‘Woodhouse’ dir. Fred Rowson

What is Living in our Nature Reserve?

Writer-Director: Fred Rowson
Producers: Christine Cheung
Cinematographer: Jake Scott


C8: Where did the idea for Woodhouse come from and how long did it take you to write the script?

FR: Woodhouse came from quite a literal place; when I was younger, my best friend had a nature reserve at the bottom of his garden in South London. We used to climb over his back fence to explore, so the thought that there could be a strange creature living in there must have occurred at some point. I turned the story into a 40 minute film shot on Mini-DV when I was 16, then revisited it for Woodhouse.

C8: What obstacles did you face during the shoot and how did you overcome them?

FR: The shoot was tough just because of the sheer number of locations and characters to juggle. And filming the script was like assembling a jigsaw puzzle – if we missed a bit, then the whole picture wouldn’t appear. I was lucky to have a team – my DoP, my Producer, Art Director, 2nd AD and all my actors – who were really passionate about the idea of making a multi-character short film, so they came on board with the knowledge that it’d be a tight shoot.
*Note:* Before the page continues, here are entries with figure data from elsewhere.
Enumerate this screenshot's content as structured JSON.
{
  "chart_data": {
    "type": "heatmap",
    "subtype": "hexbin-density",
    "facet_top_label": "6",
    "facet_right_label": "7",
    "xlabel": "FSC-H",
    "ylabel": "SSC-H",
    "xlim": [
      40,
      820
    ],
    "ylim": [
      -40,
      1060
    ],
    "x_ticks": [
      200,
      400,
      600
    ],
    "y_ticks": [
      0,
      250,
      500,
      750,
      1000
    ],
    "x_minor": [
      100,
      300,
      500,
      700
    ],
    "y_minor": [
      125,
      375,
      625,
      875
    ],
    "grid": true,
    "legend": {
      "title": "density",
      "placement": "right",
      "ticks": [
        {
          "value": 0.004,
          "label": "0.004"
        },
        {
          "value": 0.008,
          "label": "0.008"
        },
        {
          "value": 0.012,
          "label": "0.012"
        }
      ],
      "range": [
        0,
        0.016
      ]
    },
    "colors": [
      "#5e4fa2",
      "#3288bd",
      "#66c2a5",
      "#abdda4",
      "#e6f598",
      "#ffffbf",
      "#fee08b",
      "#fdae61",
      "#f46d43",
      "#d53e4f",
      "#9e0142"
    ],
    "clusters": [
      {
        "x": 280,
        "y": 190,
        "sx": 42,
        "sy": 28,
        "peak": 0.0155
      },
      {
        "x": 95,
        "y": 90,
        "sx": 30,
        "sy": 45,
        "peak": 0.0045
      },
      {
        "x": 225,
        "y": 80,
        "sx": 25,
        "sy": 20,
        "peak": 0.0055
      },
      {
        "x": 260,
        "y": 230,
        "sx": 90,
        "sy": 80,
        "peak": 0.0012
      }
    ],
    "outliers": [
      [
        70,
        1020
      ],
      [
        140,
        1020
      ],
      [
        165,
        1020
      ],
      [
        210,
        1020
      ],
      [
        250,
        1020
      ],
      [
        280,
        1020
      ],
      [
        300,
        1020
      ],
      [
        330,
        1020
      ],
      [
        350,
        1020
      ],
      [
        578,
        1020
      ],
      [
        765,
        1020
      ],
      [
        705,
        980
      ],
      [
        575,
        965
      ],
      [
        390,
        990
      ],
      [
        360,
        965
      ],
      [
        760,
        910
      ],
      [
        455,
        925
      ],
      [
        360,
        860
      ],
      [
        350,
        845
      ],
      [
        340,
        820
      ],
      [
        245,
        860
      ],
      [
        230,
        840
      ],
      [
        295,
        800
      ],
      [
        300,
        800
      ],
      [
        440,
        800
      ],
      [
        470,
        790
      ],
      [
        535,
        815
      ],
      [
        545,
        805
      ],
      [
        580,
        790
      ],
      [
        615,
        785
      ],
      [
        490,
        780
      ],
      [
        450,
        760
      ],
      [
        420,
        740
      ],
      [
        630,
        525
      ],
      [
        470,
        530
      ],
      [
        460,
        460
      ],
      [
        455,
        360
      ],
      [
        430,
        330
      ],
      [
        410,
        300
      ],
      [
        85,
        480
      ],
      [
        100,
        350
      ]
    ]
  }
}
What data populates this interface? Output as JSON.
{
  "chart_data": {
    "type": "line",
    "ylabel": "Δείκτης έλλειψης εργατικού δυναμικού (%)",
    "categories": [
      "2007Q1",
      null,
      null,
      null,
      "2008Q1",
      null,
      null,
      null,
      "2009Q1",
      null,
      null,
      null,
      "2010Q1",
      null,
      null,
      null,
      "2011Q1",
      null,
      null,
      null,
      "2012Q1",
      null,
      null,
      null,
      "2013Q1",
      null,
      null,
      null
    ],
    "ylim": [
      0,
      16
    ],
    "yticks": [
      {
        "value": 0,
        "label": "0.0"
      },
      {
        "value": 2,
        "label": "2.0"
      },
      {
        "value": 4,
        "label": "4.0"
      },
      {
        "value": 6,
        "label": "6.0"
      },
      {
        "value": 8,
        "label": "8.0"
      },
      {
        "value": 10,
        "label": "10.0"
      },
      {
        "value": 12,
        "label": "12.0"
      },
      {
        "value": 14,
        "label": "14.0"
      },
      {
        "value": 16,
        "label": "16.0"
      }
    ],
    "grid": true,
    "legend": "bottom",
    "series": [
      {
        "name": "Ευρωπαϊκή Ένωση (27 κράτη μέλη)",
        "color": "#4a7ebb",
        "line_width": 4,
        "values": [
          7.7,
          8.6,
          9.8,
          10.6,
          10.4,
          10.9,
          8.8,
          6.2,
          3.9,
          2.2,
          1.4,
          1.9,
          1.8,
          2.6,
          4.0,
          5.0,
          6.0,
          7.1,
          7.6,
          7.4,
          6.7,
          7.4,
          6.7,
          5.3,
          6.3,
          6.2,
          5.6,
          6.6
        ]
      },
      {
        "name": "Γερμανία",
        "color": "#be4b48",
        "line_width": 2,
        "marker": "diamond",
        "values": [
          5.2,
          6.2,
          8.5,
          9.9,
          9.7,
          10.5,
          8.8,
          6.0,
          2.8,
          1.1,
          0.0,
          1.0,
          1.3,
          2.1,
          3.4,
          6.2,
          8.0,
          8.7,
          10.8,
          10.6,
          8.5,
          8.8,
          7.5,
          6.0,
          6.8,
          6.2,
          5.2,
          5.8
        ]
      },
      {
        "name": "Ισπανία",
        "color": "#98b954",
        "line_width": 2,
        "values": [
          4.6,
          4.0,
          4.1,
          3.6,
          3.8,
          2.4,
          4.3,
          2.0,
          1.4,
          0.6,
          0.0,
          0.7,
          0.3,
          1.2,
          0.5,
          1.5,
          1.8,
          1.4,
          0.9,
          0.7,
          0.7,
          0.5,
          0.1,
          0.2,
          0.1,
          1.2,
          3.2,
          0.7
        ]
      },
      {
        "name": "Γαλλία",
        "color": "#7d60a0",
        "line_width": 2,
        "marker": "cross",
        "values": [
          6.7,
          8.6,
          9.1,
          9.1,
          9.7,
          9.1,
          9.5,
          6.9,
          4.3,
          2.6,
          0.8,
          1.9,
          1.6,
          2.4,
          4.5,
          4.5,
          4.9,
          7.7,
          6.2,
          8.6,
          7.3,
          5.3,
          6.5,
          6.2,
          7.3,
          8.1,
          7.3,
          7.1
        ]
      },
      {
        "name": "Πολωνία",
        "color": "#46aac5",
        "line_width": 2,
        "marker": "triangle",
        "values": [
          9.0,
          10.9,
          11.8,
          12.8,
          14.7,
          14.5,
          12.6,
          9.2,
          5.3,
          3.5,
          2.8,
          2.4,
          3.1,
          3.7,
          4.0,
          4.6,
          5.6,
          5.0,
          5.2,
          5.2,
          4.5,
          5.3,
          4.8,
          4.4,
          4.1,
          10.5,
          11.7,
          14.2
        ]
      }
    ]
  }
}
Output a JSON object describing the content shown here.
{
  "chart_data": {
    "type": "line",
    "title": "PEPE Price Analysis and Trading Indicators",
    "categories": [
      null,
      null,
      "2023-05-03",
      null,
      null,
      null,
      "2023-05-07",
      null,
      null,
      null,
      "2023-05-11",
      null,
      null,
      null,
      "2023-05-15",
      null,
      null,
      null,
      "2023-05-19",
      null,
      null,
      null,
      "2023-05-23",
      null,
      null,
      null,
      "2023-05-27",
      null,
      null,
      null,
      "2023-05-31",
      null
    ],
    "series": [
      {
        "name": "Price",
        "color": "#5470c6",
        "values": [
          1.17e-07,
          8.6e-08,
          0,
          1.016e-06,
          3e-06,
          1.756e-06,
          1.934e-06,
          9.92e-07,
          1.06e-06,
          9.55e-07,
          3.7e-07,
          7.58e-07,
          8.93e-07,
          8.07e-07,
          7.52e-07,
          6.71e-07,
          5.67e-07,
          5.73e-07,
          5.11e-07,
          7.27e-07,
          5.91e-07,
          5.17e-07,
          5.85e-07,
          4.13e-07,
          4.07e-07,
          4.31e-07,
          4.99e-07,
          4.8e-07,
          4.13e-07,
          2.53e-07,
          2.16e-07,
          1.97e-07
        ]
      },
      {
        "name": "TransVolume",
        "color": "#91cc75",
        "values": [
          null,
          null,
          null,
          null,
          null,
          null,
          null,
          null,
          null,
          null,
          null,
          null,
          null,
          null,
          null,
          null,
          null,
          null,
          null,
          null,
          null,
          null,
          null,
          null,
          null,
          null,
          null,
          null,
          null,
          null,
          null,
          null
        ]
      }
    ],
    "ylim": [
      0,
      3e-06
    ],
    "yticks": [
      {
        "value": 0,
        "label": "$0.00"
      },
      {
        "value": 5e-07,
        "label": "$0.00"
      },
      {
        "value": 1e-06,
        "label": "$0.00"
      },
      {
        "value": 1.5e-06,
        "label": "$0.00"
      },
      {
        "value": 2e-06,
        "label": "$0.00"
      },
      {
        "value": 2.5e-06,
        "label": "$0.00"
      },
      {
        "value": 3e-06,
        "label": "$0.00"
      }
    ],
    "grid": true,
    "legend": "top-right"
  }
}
C8: The film was funded by Film London with support from the Kevin Spacey Foundation and a variety of other industry companies. Was it difficult juggling all of these organisations?

FR: No, not at all. This sounds like I’m being deliberately diplomatic, but I encountered nothing but constructive feedback from all of them, and in the case of Film London, it was so useful to have a deadline for completion from them – otherwise we could have edited it forever.

C8: You studied English Literature at Cambridge. Did this prepare you at all for the challenges of the film industry?

FR: It certainly prepared me for the challenges of directing. Both experiences involve having your own interpretations of what things mean or how they should be done, and then having to justify those interpretations to people that are way more talented or smarter than you are. Reading English also, I guess, gave me a great sense of story and atmosphere that I’ve definitely tried to carry into my work.

C8: You also direct music videos. What are some of the major differences between promos and narrative shorts?

FR: If Woodhouse was a jigsaw puzzle, generally music videos are not. That’s not to say that they don’t benefit from careful planning, but often the result is less disastrous if you can’t shoot a certain bit that you intended to – the music will pick up the slack in the edit, usually. Also, in order to get the tone and rhythm of a scene or an edit, I find it very helpful to shoot with the music in my head, which isn’t an option on shorts usually. On Woodhouse, though I had our composer write the music first, so that I could shoot to it.

C8: What do you think is the biggest misconception about narrative shorts?

FR: I don’t really know what people think generally about narrative shorts – as with all of filmmaking there are a lot of arbitrary rules which you don’t really have to follow. A lot of the most general conceptions about shorts – that they are only watched by other filmmakers and don’t make you any money from them – are largely true. But if people think that writing or making a good short is easier because it’s shorter, I guess that’s a big misconception because the shortness is what makes them so difficult to get right.

C8: How did you initially get into filmmaking and what advice would you give to those looking for their start in the industry?

FR: I just started doing it. I think that’s my best advice, though it’s easier said than done. But if you want to get into film, the best thing is if you just start making films and see where that takes you. Find people to collaborate with. Be true to your taste and inspirations – make what you would want to see, not what you think other people want to see.

C8: What makes for a good collaboration?

FR: Good taste and the willingness to listen. You should always be learning from the people who you collaborate with.

C8: What’s on the horizon for Fred Rowson?

FR: A few things! I am about to shoot a new short film, about a woman with a haunted oven, and I am writing my first feature.